Stuck? If M ⊆ A then "M only" = 0. With 30 doing at least one and 0 in "M only", A only + (A ∩ M) = 30. Use "twice as many in A as M" to find the split.

How did this worksheet feel?

Got it Partly Lost

What I'll revisit before next class:

Answers — Do not peek before attempting

1.1 — French / German / 35 students

French only = 20 − 12 = 8. German only = 18 − 12 = 6. Inside = 8 + 12 + 6 = 26. Neither = 35 − 26 = 9.

1.2 — Addition rule

P(A ∪ B) = 0.6 + 0.5 − 0.3 = 0.8.
P(A only) = P(A) − P(A ∩ B) = 0.6 − 0.3 = 0.3.
P(neither) = 1 − P(A ∪ B) = 1 − 0.8 = 0.2.

1.3 — P(red ∪ face)

Red = 26, face = 12, red ∩ face = 6 (the red J, Q, K of hearts and diamonds = 2 × 3 = 6).
P(red ∪ face) = 26/52 + 12/52 − 6/52 = 32/52 = 8/13.

1.4 — P(even ∪ multiple of 3) on 1-12 spinner

Even = {2, 4, 6, 8, 10, 12} (6 outcomes). Multiples of 3 = {3, 6, 9, 12} (4 outcomes). Both = {6, 12} (2 outcomes).
P(even ∪ mult 3) = 6/12 + 4/12 − 2/12 = 8/12 = 2/3.

1.5 — Reverse Venn

Total = 18 + 14 + 9 + 9 = 50.
P(A) = (18 + 9) / 50 = 27/50 = 0.54.
P(B) = (14 + 9) / 50 = 23/50 = 0.46.
P(A ∩ B) = 9/50 = 0.18.

1.6 — Three-circle Venn (60 students)

Triple G ∩ S ∩ D = 2.
G ∩ S only = 8 − 2 = 6. G ∩ D only = 6 − 2 = 4. S ∩ D only = 5 − 2 = 3.
G only = 25 − (6 + 4 + 2) = 13. S only = 20 − (6 + 3 + 2) = 9. D only = 15 − (4 + 3 + 2) = 6.
At least one hobby = 13 + 9 + 6 + 6 + 4 + 3 + 2 = 43. None = 60 − 43 = 17.

2 — Find the mistake

(a) The mistake is on Line 2.
(b) "Mutually exclusive" means the two events cannot both occur — so P(A ∩ B) would have to equal 0. Here P(A ∩ B) = 0.2, so the events are not mutually exclusive and the simplified formula P(A) + P(B) does not apply. The full addition rule must be used instead.
(c) Corrected working: P(A ∪ B) = P(A) + P(B) − P(A ∩ B) = 0.5 + 0.4 − 0.2 = 0.7.

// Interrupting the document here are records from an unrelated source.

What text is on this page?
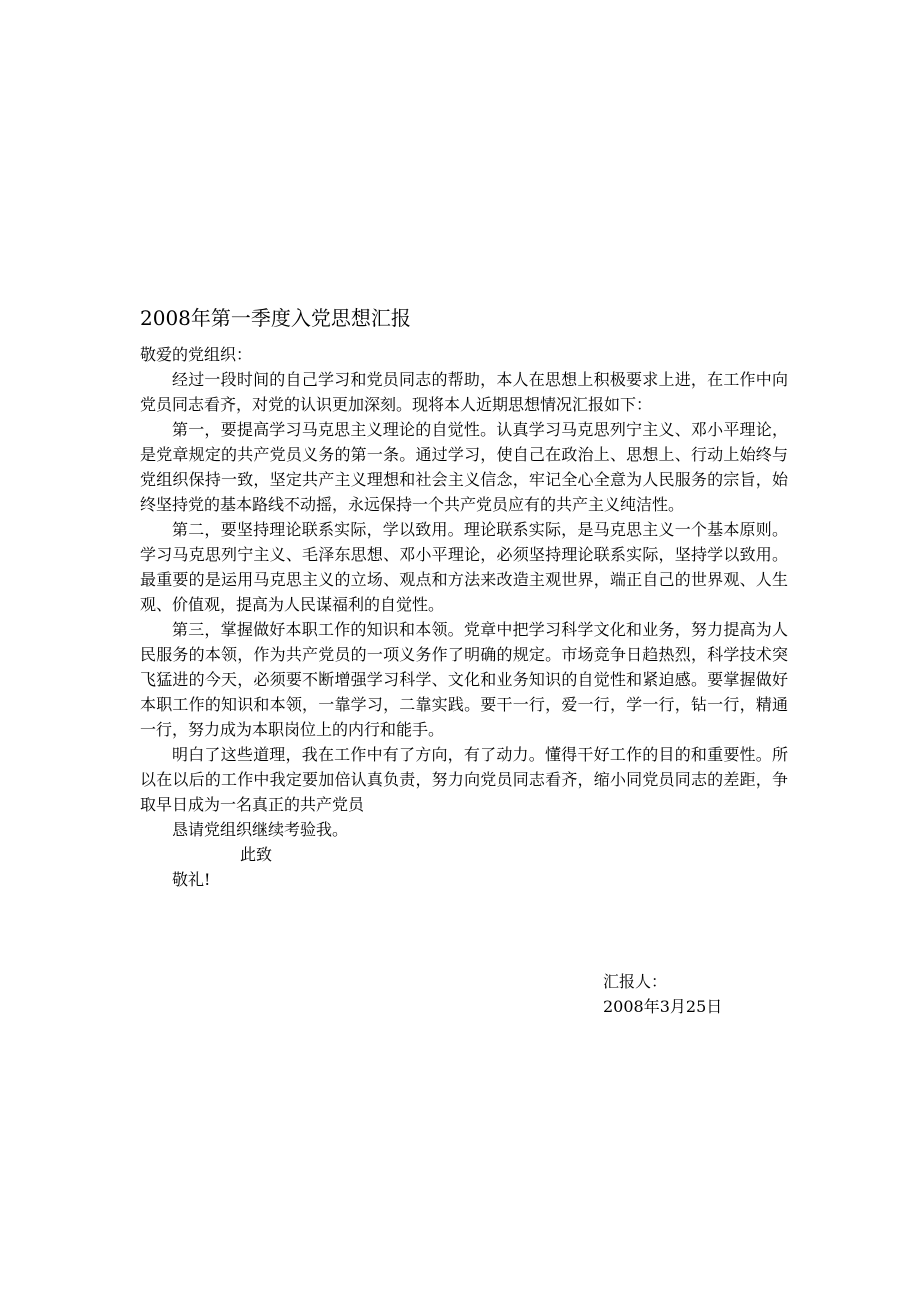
2008年第一季度入党思想汇报

敬爱的党组织：

经过一段时间的自己学习和党员同志的帮助，本人在思想上积极要求上进，在工作中向党员同志看齐，对党的认识更加深刻。现将本人近期思想情况汇报如下：

第一，要提高学习马克思主义理论的自觉性。认真学习马克思列宁主义、邓小平理论，是党章规定的共产党员义务的第一条。通过学习，使自己在政治上、思想上、行动上始终与党组织保持一致，坚定共产主义理想和社会主义信念，牢记全心全意为人民服务的宗旨，始终坚持党的基本路线不动摇，永远保持一个共产党员应有的共产主义纯洁性。

第二，要坚持理论联系实际，学以致用。理论联系实际，是马克思主义一个基本原则。学习马克思列宁主义、毛泽东思想、邓小平理论，必须坚持理论联系实际，坚持学以致用。最重要的是运用马克思主义的立场、观点和方法来改造主观世界，端正自己的世界观、人生观、价值观，提高为人民谋福利的自觉性。

第三，掌握做好本职工作的知识和本领。党章中把学习科学文化和业务，努力提高为人民服务的本领，作为共产党员的一项义务作了明确的规定。市场竞争日趋热烈，科学技术突飞猛进的今天，必须要不断增强学习科学、文化和业务知识的自觉性和紧迫感。要掌握做好本职工作的知识和本领，一靠学习，二靠实践。要干一行，爱一行，学一行，钻一行，精通一行，努力成为本职岗位上的内行和能手。

明白了这些道理，我在工作中有了方向，有了动力。懂得干好工作的目的和重要性。所以在以后的工作中我定要加倍认真负责，努力向党员同志看齐，缩小同党员同志的差距，争取早日成为一名真正的共产党员

恳请党组织继续考验我。

此致

敬礼!

汇报人：
2008年3月25日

3 — Open-ended challenge (sample solution)

M ⊆ A means "M only" = 0. With 10 doing neither, exactly 30 students do at least one. So Art only + (A ∩ M) = 30.

"Twice as many in A as M" means |A| = 2 × |M|. Let |M| = m. Then |A| = 2m. Since M ⊆ A, A ∩ M = M, so A ∩ M = m, and A only = 2m − m = m.

Total in at least one = (A only) + (A ∩ M) + (M only) = m + m + 0 = 2m = 30 → m = 15.

So: Art only = 15; A ∩ M = 15; M only = 0; Neither = 10. Total = 15 + 15 + 0 + 10 = 40 ✓. |A| = 30, |M| = 15, and 30 = 2 × 15 ✓.

The Venn diagram for M ⊆ A is special — the Music circle sits entirely inside the Art circle, with no "M only" sliver outside Art.

Marking: 1 mark for spotting M ⊆ A forces M only = 0; 1 mark for setting up 2m = 30; 1 mark for the four regional counts; 1 mark for the verbal/sketch description of the nested-circle Venn diagram.